Da der Preis für die schnellere Leitung identisch mit seinen bisherigen Kosten ist, will Jansen diese auch nutzen. Der Mitarbeiter notiert sich seine Nummer und will sich Anfang Oktober, wenn die Anschlüsse endgültig geschaltet werden, wieder bei Jansen melden, um dann das weitere Vorgehen abzusprechen. „Ich dachte zwar, das wäre damit erledigt, aber ich weiß jetzt, was ich machen kann.“ Jansen ist zufrieden mit der Beratung. „Ich fand das korrekt“, sagt er.

Einen Tag vorher ist es in Rurberg bei einem dieser Infogespräche zu Irritationen gekommen. Ein Bürger hatte dort die Information erhalten, dass die schnellen VDSL-Anschlüsse nur in Zusammenhang mit dem Entertain-Paket vergeben werden könnten. Erst nachdem er damit gedroht habe, die Gemeinde und die Presse zu informieren, sei man auf ihn zugegangen und habe das Angebot gemacht, im Oktober, wenn die Anschlüsse geschaltet werden, für ihn und seine Mutter eine Ausnahme zu machen, sagt der betroffen Einwohner.

Dem Bürgermeister der Gemeinde Simmerath, Karl-Heinz Hermanns, ist der Vorfall bekannt. Man habe die Sache zur Kenntnis genommen und eine Prüfung zugesagt.
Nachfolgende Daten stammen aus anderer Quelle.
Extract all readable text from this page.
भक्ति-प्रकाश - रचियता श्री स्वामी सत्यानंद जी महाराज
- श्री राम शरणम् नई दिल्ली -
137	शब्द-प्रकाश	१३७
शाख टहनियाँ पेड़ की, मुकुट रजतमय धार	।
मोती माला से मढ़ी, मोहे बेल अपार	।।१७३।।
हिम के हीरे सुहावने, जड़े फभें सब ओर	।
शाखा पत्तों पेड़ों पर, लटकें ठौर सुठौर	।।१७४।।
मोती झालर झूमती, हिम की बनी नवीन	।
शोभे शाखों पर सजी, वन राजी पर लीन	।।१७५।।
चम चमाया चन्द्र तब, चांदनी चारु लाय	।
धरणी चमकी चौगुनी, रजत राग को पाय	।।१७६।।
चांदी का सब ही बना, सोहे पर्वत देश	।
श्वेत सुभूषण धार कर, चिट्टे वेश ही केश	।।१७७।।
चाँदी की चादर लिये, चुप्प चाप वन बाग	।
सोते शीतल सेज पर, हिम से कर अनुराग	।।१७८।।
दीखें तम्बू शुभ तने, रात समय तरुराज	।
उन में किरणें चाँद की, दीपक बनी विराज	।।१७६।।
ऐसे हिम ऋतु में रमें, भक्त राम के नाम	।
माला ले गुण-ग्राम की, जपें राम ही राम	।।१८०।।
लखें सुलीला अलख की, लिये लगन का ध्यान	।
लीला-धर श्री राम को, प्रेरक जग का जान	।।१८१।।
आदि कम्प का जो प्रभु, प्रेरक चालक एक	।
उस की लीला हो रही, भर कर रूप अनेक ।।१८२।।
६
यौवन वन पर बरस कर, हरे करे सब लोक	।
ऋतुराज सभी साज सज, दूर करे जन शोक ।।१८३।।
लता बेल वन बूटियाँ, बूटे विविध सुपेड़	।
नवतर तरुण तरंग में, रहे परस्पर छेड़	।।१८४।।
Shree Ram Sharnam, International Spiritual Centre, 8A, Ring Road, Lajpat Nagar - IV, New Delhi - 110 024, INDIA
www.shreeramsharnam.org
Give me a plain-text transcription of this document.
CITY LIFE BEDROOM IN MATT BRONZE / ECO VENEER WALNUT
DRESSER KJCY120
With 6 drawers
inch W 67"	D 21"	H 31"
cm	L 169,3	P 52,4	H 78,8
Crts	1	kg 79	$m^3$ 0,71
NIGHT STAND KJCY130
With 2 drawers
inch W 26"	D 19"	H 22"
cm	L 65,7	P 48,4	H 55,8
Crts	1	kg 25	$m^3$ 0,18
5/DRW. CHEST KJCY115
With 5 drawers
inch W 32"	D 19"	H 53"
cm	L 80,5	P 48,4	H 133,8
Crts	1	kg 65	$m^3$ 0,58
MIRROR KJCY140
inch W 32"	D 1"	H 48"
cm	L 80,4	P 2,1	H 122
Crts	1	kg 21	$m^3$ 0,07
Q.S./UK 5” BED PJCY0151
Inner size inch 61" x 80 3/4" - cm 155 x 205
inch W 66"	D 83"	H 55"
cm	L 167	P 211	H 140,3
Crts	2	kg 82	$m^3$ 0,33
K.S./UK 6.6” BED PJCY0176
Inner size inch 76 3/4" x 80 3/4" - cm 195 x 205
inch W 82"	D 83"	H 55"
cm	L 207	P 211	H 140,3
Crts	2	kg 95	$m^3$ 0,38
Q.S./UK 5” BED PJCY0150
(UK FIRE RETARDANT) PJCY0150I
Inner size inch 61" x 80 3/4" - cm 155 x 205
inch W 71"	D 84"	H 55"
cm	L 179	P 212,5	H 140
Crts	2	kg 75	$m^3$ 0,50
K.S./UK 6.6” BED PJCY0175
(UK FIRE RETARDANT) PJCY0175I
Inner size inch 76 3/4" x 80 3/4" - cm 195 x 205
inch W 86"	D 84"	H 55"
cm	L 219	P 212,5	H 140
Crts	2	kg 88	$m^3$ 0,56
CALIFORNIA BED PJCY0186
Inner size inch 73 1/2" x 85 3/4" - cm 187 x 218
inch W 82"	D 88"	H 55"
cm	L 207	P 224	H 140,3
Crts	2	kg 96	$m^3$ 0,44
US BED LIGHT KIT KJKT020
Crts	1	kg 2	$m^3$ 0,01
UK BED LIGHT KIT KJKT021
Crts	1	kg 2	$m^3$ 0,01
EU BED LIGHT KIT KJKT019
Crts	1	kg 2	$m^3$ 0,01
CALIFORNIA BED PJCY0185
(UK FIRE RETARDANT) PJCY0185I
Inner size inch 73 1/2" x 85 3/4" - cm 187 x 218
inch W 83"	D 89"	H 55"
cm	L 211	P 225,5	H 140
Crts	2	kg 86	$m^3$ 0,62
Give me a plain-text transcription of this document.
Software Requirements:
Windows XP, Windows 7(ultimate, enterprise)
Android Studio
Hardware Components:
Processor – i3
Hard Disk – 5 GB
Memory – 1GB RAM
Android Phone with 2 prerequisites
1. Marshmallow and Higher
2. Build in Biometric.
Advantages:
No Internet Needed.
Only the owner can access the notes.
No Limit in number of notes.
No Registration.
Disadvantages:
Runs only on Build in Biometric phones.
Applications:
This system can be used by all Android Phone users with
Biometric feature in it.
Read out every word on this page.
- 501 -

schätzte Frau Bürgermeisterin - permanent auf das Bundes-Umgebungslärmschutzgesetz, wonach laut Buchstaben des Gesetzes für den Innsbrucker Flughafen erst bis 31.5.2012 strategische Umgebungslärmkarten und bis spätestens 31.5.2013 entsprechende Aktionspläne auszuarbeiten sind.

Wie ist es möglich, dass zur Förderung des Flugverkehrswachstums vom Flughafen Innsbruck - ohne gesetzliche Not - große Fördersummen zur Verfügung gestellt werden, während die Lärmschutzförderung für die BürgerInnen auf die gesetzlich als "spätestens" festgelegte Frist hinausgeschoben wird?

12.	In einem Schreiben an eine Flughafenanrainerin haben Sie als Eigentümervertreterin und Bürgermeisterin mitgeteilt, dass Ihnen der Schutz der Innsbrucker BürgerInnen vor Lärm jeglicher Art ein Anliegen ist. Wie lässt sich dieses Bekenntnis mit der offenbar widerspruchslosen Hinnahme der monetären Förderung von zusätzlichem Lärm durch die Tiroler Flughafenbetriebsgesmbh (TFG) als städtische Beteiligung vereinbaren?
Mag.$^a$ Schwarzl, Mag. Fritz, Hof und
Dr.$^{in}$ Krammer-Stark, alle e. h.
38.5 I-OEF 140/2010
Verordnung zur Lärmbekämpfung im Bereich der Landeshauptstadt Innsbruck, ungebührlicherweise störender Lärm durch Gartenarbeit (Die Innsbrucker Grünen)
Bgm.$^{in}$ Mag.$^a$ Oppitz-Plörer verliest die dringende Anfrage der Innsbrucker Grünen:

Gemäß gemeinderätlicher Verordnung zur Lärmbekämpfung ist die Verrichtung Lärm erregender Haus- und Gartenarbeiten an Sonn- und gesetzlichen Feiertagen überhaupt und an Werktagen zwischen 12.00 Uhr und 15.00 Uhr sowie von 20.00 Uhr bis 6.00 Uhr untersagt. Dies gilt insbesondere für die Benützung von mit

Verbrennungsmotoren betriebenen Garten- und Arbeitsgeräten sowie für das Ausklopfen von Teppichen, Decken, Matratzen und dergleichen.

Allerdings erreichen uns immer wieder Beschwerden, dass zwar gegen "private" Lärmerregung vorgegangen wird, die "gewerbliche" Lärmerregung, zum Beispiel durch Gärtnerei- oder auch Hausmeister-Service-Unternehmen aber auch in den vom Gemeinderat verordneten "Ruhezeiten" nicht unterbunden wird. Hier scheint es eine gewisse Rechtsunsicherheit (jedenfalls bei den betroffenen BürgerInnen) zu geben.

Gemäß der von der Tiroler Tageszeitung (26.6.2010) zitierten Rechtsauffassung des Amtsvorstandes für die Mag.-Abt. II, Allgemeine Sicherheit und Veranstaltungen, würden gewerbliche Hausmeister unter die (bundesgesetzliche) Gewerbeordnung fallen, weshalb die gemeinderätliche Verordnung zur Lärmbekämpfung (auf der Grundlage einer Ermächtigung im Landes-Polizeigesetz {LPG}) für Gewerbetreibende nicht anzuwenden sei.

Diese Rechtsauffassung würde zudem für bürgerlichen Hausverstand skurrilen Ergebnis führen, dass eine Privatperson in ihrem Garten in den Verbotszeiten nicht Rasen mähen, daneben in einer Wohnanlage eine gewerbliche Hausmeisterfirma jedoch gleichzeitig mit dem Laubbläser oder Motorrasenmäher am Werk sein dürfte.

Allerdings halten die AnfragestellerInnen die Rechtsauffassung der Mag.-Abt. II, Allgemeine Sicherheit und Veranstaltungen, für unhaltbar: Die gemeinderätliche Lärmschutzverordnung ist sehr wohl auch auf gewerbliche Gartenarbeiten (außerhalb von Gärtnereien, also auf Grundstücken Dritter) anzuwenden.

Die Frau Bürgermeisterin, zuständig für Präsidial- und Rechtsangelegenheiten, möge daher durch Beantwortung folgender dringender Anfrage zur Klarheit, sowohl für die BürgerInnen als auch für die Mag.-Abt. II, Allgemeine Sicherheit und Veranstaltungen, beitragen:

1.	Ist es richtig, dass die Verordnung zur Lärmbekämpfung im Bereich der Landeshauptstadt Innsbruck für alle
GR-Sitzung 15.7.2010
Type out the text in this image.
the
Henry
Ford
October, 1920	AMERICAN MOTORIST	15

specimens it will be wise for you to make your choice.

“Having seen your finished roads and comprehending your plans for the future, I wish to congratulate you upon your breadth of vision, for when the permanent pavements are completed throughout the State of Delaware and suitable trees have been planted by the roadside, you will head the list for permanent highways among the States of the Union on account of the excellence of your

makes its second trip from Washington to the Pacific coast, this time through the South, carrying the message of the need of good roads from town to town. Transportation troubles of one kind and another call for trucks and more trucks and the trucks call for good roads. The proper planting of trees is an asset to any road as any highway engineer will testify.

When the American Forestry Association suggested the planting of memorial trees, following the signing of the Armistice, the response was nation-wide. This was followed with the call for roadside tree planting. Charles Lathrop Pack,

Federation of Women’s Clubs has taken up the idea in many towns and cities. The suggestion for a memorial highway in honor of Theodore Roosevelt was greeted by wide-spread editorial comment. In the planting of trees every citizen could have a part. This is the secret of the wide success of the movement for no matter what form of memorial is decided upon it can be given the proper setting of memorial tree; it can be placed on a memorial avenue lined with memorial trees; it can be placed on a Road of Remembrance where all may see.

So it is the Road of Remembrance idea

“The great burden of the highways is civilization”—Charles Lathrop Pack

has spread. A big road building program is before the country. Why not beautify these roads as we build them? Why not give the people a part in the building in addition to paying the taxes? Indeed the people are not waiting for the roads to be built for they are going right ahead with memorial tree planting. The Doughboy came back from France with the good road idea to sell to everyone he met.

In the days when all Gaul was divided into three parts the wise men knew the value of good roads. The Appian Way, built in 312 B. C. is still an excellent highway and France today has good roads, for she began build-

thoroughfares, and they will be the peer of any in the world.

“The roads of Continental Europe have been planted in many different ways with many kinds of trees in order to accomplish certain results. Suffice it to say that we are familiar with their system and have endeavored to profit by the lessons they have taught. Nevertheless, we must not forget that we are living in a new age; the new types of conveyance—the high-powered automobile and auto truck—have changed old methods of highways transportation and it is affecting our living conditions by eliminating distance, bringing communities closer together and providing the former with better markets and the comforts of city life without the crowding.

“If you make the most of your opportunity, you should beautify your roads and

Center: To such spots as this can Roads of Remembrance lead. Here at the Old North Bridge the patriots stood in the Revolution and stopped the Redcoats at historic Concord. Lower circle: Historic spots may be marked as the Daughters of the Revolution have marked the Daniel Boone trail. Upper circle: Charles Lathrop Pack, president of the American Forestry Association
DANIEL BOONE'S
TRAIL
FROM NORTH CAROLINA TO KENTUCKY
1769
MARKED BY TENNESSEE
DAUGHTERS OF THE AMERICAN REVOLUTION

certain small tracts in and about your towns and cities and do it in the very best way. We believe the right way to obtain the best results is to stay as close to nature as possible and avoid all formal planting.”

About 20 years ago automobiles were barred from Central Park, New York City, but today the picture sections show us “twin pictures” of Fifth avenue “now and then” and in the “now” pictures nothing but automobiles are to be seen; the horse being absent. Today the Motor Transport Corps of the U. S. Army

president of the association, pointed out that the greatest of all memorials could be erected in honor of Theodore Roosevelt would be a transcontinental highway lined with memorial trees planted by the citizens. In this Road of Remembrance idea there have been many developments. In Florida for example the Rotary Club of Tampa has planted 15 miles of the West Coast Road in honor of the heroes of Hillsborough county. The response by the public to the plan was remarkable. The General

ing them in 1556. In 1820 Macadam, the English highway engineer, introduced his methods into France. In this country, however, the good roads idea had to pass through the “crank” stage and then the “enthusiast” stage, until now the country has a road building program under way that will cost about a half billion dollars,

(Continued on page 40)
Dies sei am selben Tag noch durch den zuständigen Mitarbeiter, André Koll, geschehen, erklärt Hermanns. Noch am Nachmittag habe die Gemeinde eine Rückmeldung der Telekom erhalten. Die habe versichert, dass ihre Mitarbeiter objektiv und bedarfsgerecht informieren. Am Abend habe die Telekom die Sachlage in Rurberg auch schon anders kommuniziert. „Neue Verträge jedweder Art sind auch ohne Fernsehen möglich“, sagt Hermanns. Wenn weiterhin andere Erfahrungen gemacht würden, solle man sich bei der Gemeinde melden. „Dann werden wir uns kümmern“, verspricht Hermanns. Gleichzeitig weißt er daraufhin, wer eine höhere Geschwindigkeit innerhalb seines bestehenden Vertrages nutzen wolle, müsse sich für die Freischaltung ab dem 7. Oktober an die Hotline der Telekom wenden.

Widersprüchliche Informationen

Der Telekom-Mitarbeiter, der Reinhold Jansen beraten hat, war auch in Rurberg vor Ort und hat eine Erklärung für diesen Vorgang. Da die Leitungen noch nicht geschaltet seien, könne es in der Vorvermarktung zu widersprüchlichen Informationen kommen. Beispielsweise könne es sein, dass er bei der Abfrage mit dem Handy andere Informationen erhalte als Benutzer über die Hotline der Telekom. Mit der Schaltung der Leitungen im Oktober werde sich das aber ändern. Deshalb würde man sich auch die Rufnummern der Kunden notieren, um ihnen später dann verbindliche Auskünfte erteilen zu können.